Harry Schaack Editorial 2

EDITORIAL

LIEBE LESER,

Wien war zwischen den 1880er Jahren bis zum „Anschluss“ 1938 und der darauf folgenden dunklen Epoche des Nationalsozialismus eines der wichtigsten Schachzentren der Welt. Die besondere geographische Lage mitten in Europa erwies sich für die Donaumetropole als außerordentlich ergiebig. Nach Pogromen in Polen und Russland in den 1880er Jahren immigrierten viele Juden in die Stadt und machten sie zu einem Schmelztiegel. Die Einwanderungswelle und das aneinander Reiben der unterschiedlichen Kulturen brachten nicht nur etliche große Literaten, Musiker, Maler und Wissenschaftler hervor, sondern legten auch die Basis für das „Goldene Zeitalter“ des Schachs. Viele gute Spieler fanden eine neue Heimat in Wien, und finanzstarke jüdische Mäzene schufen für die angewachsene Schachszene Betätigungsfelder. Baron Rothschild, Kolisch, Trebitsch u.a. organisierten zwischen 1883 und 1938 zahlreiche hochkarätige Turniere, die immer wieder die Weltspitze nach Wien führte. Der Höhepunkt stellte sich 1910 mit dem Match um die Weltmeisterschaft zwischen dem besten Österreicher Carl Schlechter und Emanuel Lasker ein, das unter dramatischen Umständen mit einem Unentschieden endete.

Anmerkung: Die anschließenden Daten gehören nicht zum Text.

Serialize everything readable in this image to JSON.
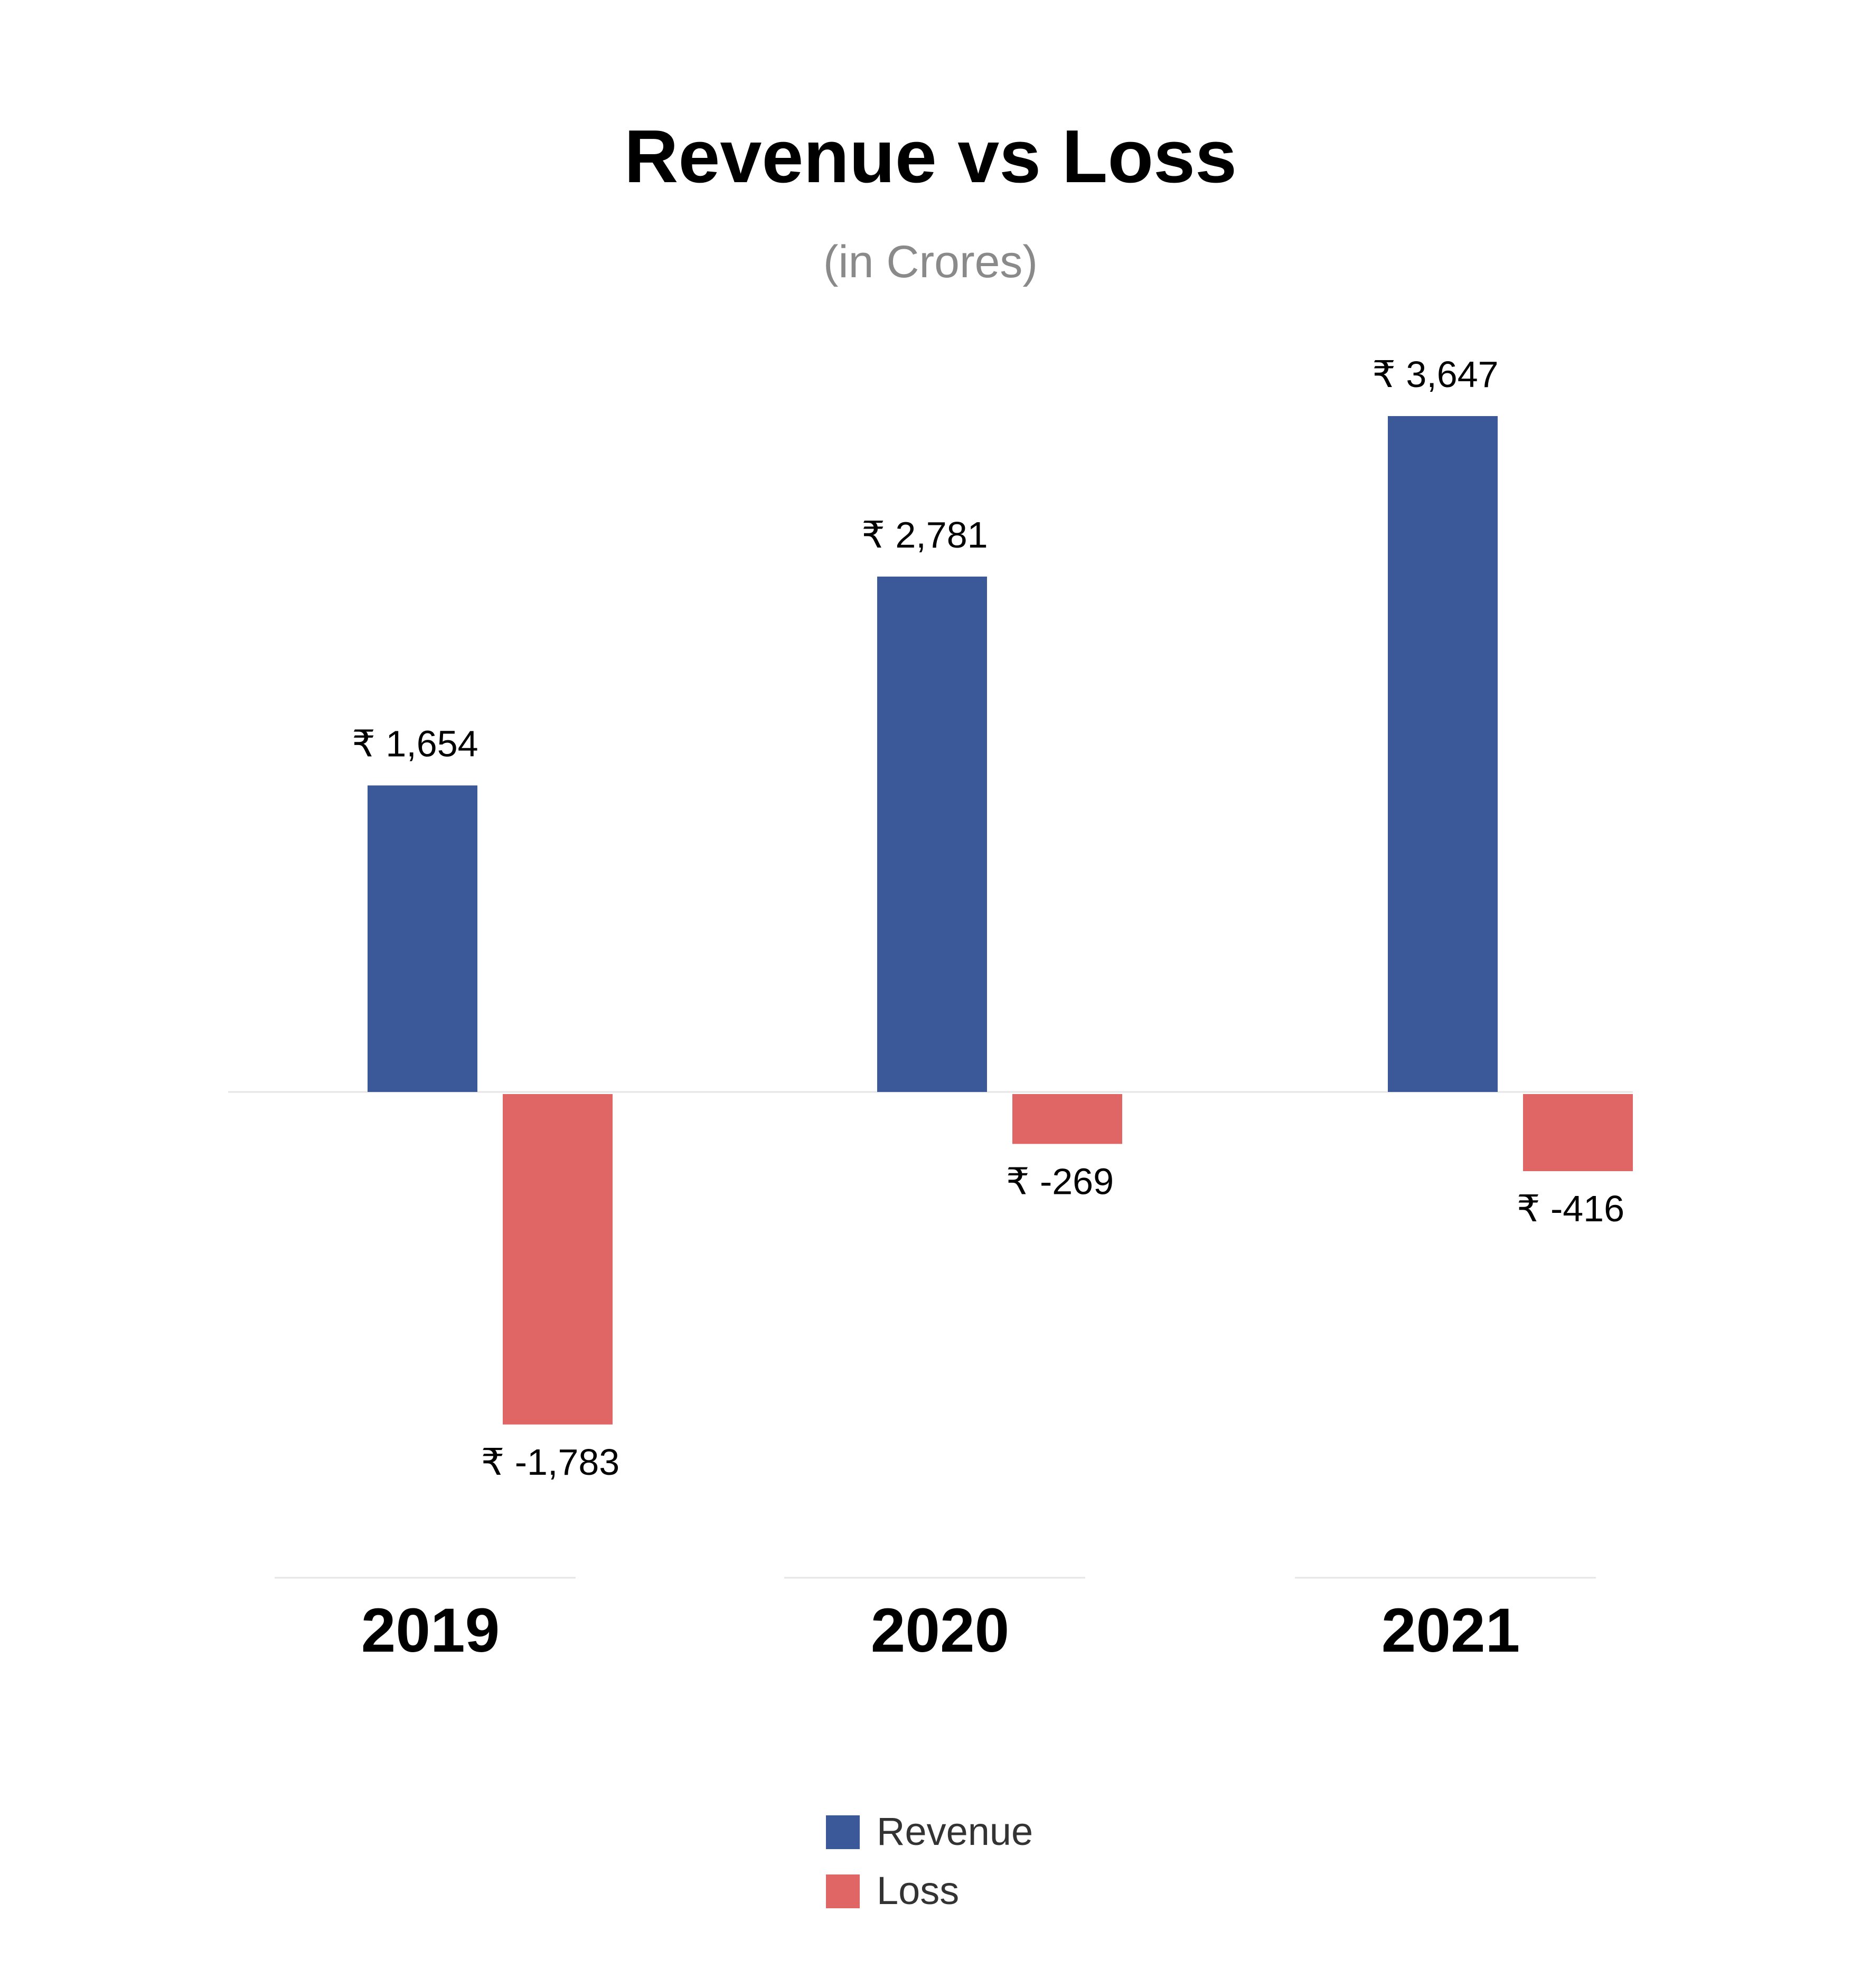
{
  "chart_data": {
    "type": "bar",
    "title": "Revenue vs Loss",
    "subtitle": "(in Crores)",
    "categories": [
      "2019",
      "2020",
      "2021"
    ],
    "series": [
      {
        "name": "Revenue",
        "color": "#3b5998",
        "values": [
          1654,
          2781,
          3647
        ],
        "labels": [
          "₹ 1,654",
          "₹ 2,781",
          "₹ 3,647"
        ]
      },
      {
        "name": "Loss",
        "color": "#e06666",
        "values": [
          -1783,
          -269,
          -416
        ],
        "labels": [
          "₹ -1,783",
          "₹ -269",
          "₹ -416"
        ]
      }
    ],
    "ylim": [
      -1783,
      3647
    ],
    "grid": false,
    "legend_position": "bottom-center",
    "baseline_color": "#e6e6e6"
  }
}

Schließlich gab es literarische Begabungen wie Georg Marco, die dem Geschehen in Form der Wiener Schachzeitung und anderen Publikationen ein Sprachrohr verliehen, das weit über Österreich hinaus zu hören war.

Wien entwarf sich stets auch über politische Spannungen und ideologische Lager, die bis in die Gegenwart fortwirken. Juden, die Rechtskonservativen, die Bürgerlichen und das links gerichtete Arbeiterschach fochten auch über das königliche Spiel heftig ihre Standpunkte aus. In den 1920er Jahren zählte die Stadt 120 Vereine unterschiedlichster Couleur, allen voran der Wiener Schachklub mit seinen 600 Mitgliedern.

Wenn nicht in den Vereinen, dann traf man sich in einem der zahlreichen Schachcafés. Hier verwischten sich nicht selten politische Meinungen und gesellschaftliche Schichten. Das spezifische Wiener Kaffeehaus bot einen geschützten Ort, in dem sich die Boheme in einem Raum der Zwecklosigkeit entfalten konnte. Gerade diese Institution wurde für viele zum neuen Lebensgefühl, das nach dem Zweiten Weltkrieg nur noch in schwacher Form einen Nachhall fand und heute fast gänzlich aus der Stadt verschwunden ist.

Der Niedergang kam schließlich mit der Vertreibung und Ermordung der jüdischen Bevölkerung. Mit diesem Exodus verlor auch Wien seine Bedeutung, die es bis heute nicht wieder erlangt hat.

Unser Heft will diesen blühenden Zeiten, die eine ungeheure kulturelle Vielfalt rund um das Schachspiel hervorbrachte, der Vergangenheit entreißen.

Mein besonderer Dank gilt den Wienern Michael Ehn und Ernst Strouhal, die in jeglicher Hinsicht wertvolle Beiträge zum Entstehen dieses Heftes geliefert haben. Außerdem bin ich dem Direktor des Bildarchivs der Österreichischen Nationalbibliothek Hans Petschar verbunden, der freundlicherweise die Vorlage für das Titelbild zur Verfügung stellte.